Le timing de l'offensive interroge. Elle intervient à dix jours de la conférence de Ghadamès, organisée par l'ONU. Une réunion dans laquelle son envoyé spécial, Ghassan Salamé, a placé ses derniers espoirs de relance du processus de paix. Son secrétaire général, António Guterres, était d'ailleurs en visite à Tripoli quand Haftar sonnait la charge. «Cela montre le mépris qu'il a pour le processus onusien, estime Tarek Megerisi. Faïez el-Serraj, le chef du gouvernement d'union nationale, détient la seule chose qu'il ne peut pas prendre avec les armes : la légitimité internationale. Un deal entre les deux hommes, négocié à Abou Dhabi, a capoté il y a quelques semaines. Haftar, par peur d'être marginalisé lors de la conférence nationale, tente un coup de force pour apparaître une nouvelle fois comme incontournable.»

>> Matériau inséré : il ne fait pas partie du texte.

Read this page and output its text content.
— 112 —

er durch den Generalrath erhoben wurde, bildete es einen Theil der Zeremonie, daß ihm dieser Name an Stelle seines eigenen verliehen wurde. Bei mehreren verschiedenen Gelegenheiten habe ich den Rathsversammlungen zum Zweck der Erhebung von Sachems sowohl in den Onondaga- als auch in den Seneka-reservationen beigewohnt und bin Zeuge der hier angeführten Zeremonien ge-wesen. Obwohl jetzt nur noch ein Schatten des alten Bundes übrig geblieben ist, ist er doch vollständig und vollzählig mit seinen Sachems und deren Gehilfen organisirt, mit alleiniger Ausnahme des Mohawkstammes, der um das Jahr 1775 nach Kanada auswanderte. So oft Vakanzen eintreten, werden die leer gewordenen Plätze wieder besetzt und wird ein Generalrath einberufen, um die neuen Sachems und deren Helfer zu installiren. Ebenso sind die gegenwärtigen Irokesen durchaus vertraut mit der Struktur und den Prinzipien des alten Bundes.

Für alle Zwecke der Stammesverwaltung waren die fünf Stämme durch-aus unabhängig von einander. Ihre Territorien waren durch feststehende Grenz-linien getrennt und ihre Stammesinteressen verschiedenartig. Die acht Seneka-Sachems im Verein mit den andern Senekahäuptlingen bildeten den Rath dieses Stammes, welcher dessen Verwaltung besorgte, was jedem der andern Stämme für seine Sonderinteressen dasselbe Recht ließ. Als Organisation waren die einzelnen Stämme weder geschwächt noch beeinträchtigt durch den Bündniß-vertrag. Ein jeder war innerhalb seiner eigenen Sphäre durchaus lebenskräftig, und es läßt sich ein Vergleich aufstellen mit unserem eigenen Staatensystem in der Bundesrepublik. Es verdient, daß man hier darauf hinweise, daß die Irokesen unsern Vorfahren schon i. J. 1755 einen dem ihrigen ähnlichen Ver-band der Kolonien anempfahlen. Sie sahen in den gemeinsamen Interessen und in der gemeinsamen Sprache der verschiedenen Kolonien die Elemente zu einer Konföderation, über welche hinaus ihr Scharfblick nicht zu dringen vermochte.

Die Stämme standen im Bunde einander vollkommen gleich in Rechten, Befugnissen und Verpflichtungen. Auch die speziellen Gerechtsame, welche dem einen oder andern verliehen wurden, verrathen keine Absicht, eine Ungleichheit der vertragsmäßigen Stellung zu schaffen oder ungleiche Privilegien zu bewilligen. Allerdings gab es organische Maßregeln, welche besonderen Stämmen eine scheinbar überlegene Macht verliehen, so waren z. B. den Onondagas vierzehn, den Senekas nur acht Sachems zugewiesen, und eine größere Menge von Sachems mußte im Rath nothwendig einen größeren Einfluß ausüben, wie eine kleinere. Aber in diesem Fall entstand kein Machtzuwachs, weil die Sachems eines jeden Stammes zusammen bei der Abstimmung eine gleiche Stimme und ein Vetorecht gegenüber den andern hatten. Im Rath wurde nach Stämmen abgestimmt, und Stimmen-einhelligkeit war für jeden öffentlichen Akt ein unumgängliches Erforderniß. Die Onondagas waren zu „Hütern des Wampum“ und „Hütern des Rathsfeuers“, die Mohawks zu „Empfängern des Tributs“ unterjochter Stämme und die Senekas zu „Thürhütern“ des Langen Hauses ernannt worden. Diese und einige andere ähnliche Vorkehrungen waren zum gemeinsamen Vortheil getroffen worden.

Un pari risqué. Car le maréchal va-t-en-guerre, jusqu'ici soutenu par les Emirats arabes unis, l'Arabie Saoudite (il a été reçu par le roi le 27 mars), l'Egypte, et de façon plus discrète par la France, est cette fois difficilement défendable. Un communiqué signé par Washington, Paris, Londres Rome et Abou Dhabi a appelé «toutes les parties» libyennes à faire baisser «immédiatement les tensions». Le Conseil de sécurité devait se réunir en urgence vendredi soir. «Haftar est celui qui ruine le processus de paix, qui ne tient aucun de ses engagements, note Virginie Collombier. Diplomatiquement, la France est exposée : Haftar se permet ses coups de force car il a toujours été appuyé par Paris.»

Vendredi soir, des combats étaient toujours signalés à une quarantaine de kilomètres de Tripoli. Les habitants de la capitale ont en mémoire la bataille meurtrière de 2014, déclenchée par l'opération «Dignité» du même maréchal Haftar, censée «nettoyer» le pays des brigades révolutionnaires, islamistes et mafieuses ayant prospéré à la chute de Kadhafi. «On assiste à un nouveau déferlement de haine très inquiétant sur les réseaux sociaux, relève Virginie Collombier. La conférence nationale aura-t-elle encore un sens ? Il est tout à fait possible qu'Haftar se soit lancé dans cette aventure avec pour objectif de saboter le processus.»

A moins que cette offensive soit considérée comme celle de trop, par les Libyens comme la communauté internationale. «Haftar a beaucoup à perdre», résume la chercheuse. Ce qui le rend dangereux. «Il aura l'air faible s'il signe un cessez-le-feu sans avoir réalisé aucune avancée sur le terrain. Or il est très soucieux de son image, juge Tarek Megerisi. Son entêtement pourrait embraser la Tripolitaine.» António Guterres a tout de même vu le maréchal vendredi à Benghazi. «Je quitte la Libye avec une profonde inquiétude et un cœur lourd», a-t-il lâché à l'issue de la rencontre.